Name: Jordan Seaberry
Age: 35
Hometown: South Side of Chicago
Position: Assistant professor at the Rhode Island School of Design, co-director of the U.S. Department of Arts and Culture
Jordan Seaberry’s parents encouraged him and his siblings to dream big.
Ambitious thinking led Seaberry on an unconventional path from cultivating comic book painting at the Rhode Island School of Design to organizing protests as an activist and advocating for families stricken by murder at the Nonviolence Institute.
Today, Seaberry, 35, is an assistant professor at RISD, teaching drawing, and the co-director of the U.S. Department of Arts and Culture.
But his journey has been far from a straight line. Seaberry became disillusioned after moving from the South Side of Chicago to Providence to attend art school.
He began contemplating “how art could possibly matter in a world of war, hunger and poverty.”
He set up a stand to serve people meals at Kennedy Plaza as he ruminated on issues of gender, race and class and how they shape society.
“I fell in love with activist work,” Seaberry said. “Politics became more and more important.”
He dropped out of school and volunteered for Direct Action For Rights And Equality: DARE. He worked as a legislative advocate to pass criminal justice reforms as the director of public policy at the Nonviolence Institute.
RISD let Seaberry, a painter, resume his studies.

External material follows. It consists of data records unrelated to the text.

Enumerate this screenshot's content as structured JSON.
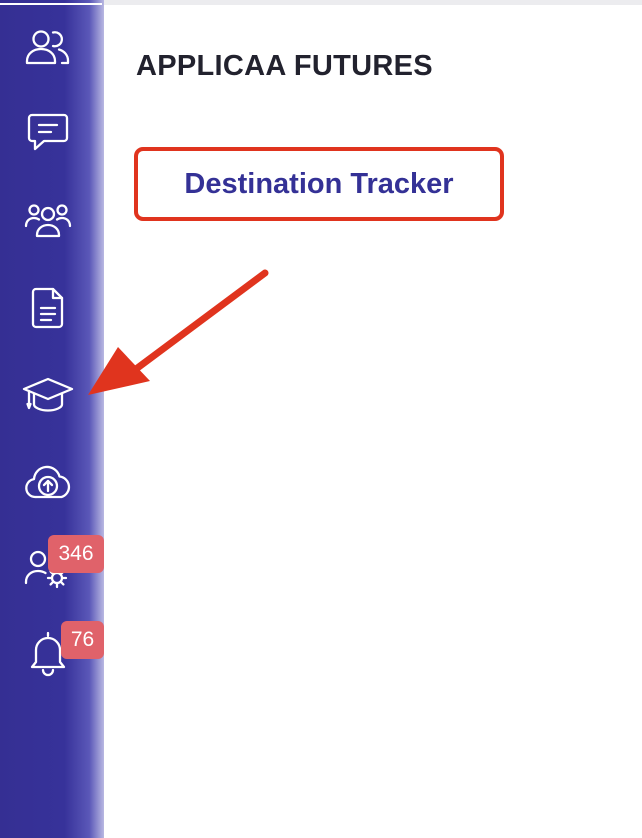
{
  "header": {
    "org_name": "APPLICAA FUTURES"
  },
  "main": {
    "highlighted_link": "Destination Tracker"
  },
  "sidebar": {
    "items": [
      {
        "icon": "users-icon"
      },
      {
        "icon": "message-icon"
      },
      {
        "icon": "team-icon"
      },
      {
        "icon": "document-icon"
      },
      {
        "icon": "graduation-cap-icon"
      },
      {
        "icon": "cloud-upload-icon"
      },
      {
        "icon": "user-settings-icon",
        "badge": "346"
      },
      {
        "icon": "bell-icon",
        "badge": "76"
      }
    ]
  },
  "annotations": {
    "arrow_color": "#e0341e",
    "highlight_color": "#e0341e"
  },
  "colors": {
    "sidebar": "#352f93",
    "link": "#343196",
    "badge": "#e0626a"
  }
}
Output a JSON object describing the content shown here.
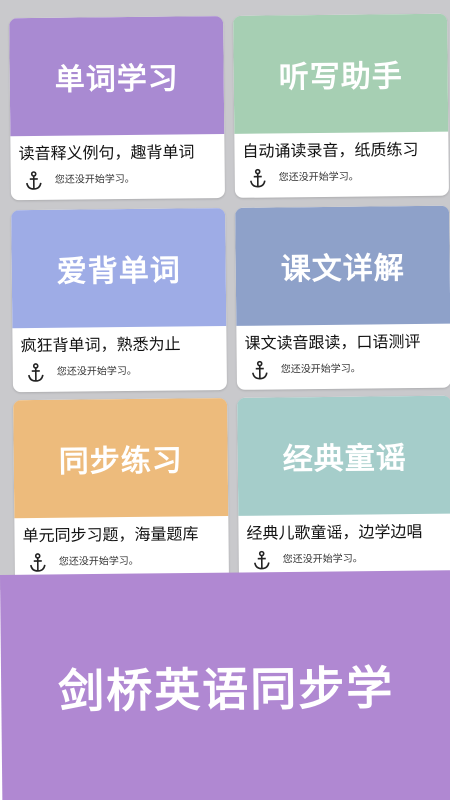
{
  "cards": [
    {
      "title": "单词学习",
      "desc": "读音释义例句，趣背单词",
      "status": "您还没开始学习。",
      "color": "#a98ad2"
    },
    {
      "title": "听写助手",
      "desc": "自动诵读录音，纸质练习",
      "status": "您还没开始学习。",
      "color": "#a6cfb3"
    },
    {
      "title": "爱背单词",
      "desc": "疯狂背单词，熟悉为止",
      "status": "您还没开始学习。",
      "color": "#9eace6"
    },
    {
      "title": "课文详解",
      "desc": "课文读音跟读，口语测评",
      "status": "您还没开始学习。",
      "color": "#8ea1c9"
    },
    {
      "title": "同步练习",
      "desc": "单元同步习题，海量题库",
      "status": "您还没开始学习。",
      "color": "#edbb7c"
    },
    {
      "title": "经典童谣",
      "desc": "经典儿歌童谣，边学边唱",
      "status": "您还没开始学习。",
      "color": "#a5cdca"
    }
  ],
  "icons": {
    "status": "anchor-icon"
  },
  "footer": {
    "title": "剑桥英语同步学",
    "color": "#b088d2"
  }
}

He began mulling the intersection between art and politics and nourishing both simultaneously.
“I came to politics because I’m an artist. An artist is someone who blurs the lines between these distinctions,” said Seaberry, who keeps a studio in the city’s West End.
Along the way, he also earned a master of studies in law degree at the Roger Williams University School of Law as a fellow, building on his knowledge of the legal system. He served as chair of the Providence Board of Canvassers, overseeing the city’s elections.
“If there’s a lane for me, it’s those lanes between lanes,” he said.
Seaberry’s plans for the year ahead included creating a publication, possibly an interactive, for his most recent exhibition with hospice care patients − “We Live Until” − as a recipient of an Interlace Grant.
He also intends to launch some big public work with the U.S. Department of Arts and Culture.